Since 1986 when it started to enroll foreign students and students from India, Pakistan, Bangladesh, Africa, Korea, Vietnam, Mongolia, Hong Kong-Macau-Taiwan, the university has successively established such organizations as the Foreign Affairs Department, Overseas Education school and Hong Kong-Macao-Taiwan Affairs’ Office, which serve as a relatively independent facility, providing overseas students with the teaching and the affiliated facilities.

Since 1986, the University has trained over 1,600 overseas students from over 30 countries and regions, has developed the ability to receive about 50 groups of visiting guests per year, and has exchanged and cooperated with over 50 universities, academic institutions and companies from over 25 countries. Up to now, the International Education School has more than 500 resident overseas students from over 30 countries and regions. The new campus started construction in 2004.

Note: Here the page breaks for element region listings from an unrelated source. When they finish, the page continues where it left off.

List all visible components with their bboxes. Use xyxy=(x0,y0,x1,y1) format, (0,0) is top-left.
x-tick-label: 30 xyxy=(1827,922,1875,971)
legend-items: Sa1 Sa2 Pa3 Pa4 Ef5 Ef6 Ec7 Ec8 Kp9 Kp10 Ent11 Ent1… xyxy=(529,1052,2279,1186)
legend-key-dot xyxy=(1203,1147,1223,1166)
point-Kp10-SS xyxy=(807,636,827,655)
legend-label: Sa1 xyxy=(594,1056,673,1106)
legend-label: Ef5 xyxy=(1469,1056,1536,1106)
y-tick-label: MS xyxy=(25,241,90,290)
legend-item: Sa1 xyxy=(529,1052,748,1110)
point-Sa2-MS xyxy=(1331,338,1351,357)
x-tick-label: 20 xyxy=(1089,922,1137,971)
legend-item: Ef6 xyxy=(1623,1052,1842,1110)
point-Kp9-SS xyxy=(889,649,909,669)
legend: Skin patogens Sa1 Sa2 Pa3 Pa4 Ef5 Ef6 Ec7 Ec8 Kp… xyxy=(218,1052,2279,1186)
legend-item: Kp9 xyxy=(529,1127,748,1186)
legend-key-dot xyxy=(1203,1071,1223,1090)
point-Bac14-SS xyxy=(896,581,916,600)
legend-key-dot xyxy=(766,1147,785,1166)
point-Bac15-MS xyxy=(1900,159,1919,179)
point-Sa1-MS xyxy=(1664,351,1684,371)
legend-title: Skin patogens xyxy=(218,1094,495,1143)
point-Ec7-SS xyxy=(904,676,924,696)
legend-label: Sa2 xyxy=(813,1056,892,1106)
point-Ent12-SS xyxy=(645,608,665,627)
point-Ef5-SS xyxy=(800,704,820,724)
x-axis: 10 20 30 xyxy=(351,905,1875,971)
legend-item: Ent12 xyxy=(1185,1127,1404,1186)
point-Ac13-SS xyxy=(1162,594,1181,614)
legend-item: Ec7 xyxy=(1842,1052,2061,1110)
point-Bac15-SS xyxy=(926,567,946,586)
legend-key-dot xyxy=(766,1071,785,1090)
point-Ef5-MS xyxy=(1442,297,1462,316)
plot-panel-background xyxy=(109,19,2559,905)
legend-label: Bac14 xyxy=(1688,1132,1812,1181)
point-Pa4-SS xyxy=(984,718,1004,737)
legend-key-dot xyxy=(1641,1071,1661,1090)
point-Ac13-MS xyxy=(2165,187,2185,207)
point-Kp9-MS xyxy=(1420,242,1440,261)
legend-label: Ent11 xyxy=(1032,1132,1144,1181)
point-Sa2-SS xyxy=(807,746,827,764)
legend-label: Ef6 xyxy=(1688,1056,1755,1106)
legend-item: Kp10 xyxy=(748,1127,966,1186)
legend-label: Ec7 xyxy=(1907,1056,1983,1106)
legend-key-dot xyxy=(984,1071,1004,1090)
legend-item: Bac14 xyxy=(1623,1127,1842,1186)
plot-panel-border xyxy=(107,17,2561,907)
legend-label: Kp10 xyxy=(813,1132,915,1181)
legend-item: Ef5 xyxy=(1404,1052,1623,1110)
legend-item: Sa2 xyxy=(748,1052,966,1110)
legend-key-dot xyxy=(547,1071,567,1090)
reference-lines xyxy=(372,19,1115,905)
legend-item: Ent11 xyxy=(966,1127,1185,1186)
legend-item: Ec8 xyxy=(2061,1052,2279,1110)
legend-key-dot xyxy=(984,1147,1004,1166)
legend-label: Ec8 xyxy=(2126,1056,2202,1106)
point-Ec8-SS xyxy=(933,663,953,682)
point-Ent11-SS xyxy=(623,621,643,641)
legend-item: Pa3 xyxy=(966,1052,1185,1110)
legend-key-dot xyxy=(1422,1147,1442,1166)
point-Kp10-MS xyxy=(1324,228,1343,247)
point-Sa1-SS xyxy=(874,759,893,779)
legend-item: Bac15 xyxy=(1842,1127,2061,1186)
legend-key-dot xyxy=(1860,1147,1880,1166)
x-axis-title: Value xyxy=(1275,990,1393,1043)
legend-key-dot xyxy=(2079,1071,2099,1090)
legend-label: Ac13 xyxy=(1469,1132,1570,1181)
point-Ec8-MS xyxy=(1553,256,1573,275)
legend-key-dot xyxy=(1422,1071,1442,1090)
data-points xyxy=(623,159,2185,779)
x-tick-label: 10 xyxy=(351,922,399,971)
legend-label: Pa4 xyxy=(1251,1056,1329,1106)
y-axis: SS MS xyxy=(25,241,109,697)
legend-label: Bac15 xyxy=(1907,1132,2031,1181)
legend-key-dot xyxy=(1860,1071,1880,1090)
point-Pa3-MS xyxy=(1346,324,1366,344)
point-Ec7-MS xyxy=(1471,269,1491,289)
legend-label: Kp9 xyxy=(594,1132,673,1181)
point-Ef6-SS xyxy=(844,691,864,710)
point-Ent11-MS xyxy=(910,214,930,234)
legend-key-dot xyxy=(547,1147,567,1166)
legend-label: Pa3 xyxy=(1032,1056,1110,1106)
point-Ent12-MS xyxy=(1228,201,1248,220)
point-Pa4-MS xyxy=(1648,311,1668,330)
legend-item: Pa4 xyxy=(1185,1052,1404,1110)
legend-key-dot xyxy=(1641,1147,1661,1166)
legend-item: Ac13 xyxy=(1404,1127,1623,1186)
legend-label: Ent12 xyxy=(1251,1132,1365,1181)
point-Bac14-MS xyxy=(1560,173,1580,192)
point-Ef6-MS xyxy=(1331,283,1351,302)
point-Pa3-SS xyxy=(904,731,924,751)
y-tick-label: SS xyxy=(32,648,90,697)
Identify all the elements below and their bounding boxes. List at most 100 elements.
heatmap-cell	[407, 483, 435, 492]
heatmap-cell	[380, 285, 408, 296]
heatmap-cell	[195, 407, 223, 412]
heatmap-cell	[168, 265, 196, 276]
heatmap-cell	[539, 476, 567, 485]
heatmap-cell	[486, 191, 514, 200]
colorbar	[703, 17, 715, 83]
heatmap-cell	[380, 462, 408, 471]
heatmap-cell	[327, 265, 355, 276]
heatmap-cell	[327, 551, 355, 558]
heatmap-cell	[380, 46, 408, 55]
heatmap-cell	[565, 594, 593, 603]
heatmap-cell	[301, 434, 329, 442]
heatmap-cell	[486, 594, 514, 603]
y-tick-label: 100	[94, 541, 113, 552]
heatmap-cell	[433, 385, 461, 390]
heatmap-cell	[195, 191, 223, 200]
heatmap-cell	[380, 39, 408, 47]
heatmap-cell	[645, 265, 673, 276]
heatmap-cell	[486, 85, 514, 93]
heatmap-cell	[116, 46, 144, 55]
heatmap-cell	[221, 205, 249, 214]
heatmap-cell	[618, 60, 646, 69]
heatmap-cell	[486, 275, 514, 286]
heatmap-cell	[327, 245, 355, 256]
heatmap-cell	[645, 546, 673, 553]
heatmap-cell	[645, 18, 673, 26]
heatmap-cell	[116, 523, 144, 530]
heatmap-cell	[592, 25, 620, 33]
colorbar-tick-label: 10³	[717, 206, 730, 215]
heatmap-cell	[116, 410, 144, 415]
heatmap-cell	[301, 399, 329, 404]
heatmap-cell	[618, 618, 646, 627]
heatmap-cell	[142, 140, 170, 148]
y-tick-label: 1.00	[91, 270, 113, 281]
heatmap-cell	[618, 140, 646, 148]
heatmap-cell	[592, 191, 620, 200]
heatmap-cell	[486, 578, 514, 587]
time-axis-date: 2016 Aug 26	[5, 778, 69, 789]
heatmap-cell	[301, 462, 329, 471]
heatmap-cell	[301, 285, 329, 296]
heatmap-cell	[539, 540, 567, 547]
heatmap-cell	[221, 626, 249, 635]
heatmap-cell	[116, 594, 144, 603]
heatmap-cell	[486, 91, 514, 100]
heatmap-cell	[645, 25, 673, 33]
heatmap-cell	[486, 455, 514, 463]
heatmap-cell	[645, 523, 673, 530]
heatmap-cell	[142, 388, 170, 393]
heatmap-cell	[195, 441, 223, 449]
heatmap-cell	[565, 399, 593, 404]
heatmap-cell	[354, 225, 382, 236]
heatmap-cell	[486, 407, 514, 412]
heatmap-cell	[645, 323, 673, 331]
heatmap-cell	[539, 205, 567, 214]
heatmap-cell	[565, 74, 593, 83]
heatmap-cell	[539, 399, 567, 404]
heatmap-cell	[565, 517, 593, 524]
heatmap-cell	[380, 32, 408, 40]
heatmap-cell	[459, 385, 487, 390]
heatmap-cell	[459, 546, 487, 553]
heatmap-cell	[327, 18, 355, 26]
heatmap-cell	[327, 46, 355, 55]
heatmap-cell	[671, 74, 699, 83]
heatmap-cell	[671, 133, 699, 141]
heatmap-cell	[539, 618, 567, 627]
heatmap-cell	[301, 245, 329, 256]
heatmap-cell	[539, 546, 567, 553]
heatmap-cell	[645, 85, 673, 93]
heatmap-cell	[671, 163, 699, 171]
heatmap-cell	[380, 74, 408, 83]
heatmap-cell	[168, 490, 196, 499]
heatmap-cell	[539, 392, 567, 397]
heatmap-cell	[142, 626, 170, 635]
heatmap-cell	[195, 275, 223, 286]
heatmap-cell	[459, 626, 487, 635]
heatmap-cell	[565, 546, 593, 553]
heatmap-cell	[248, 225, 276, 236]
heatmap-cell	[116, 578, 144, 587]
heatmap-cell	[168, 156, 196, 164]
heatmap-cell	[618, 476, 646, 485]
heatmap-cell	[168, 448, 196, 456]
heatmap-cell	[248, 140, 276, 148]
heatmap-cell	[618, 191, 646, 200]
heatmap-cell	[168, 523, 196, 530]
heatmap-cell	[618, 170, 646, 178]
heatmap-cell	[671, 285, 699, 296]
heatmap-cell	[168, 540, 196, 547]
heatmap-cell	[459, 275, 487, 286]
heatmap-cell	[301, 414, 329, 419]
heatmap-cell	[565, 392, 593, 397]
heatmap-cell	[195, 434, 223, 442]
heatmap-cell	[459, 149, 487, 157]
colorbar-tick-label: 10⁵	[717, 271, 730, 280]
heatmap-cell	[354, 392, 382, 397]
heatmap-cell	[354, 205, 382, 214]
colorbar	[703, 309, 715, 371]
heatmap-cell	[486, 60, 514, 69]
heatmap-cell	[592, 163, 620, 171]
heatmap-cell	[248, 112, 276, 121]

The new buildings of the International Education School, consisting of accommodation, canteens, an entertainment center, a fitness center, a gymnasium, conference rooms, and offices.

== Academic staff ==
The university staff has reached the number of 1212 people: among them, 859 are full-time teachers, 385 have the title of Professor or Associated Professor, 300 are tutors for mastership candidates, 40 are for doctorate candidates, 11 nationwide famous tutors for Chinese medicine succession, and more than 30 people enjoy Special Allowance issued by State Council and Provincial Government.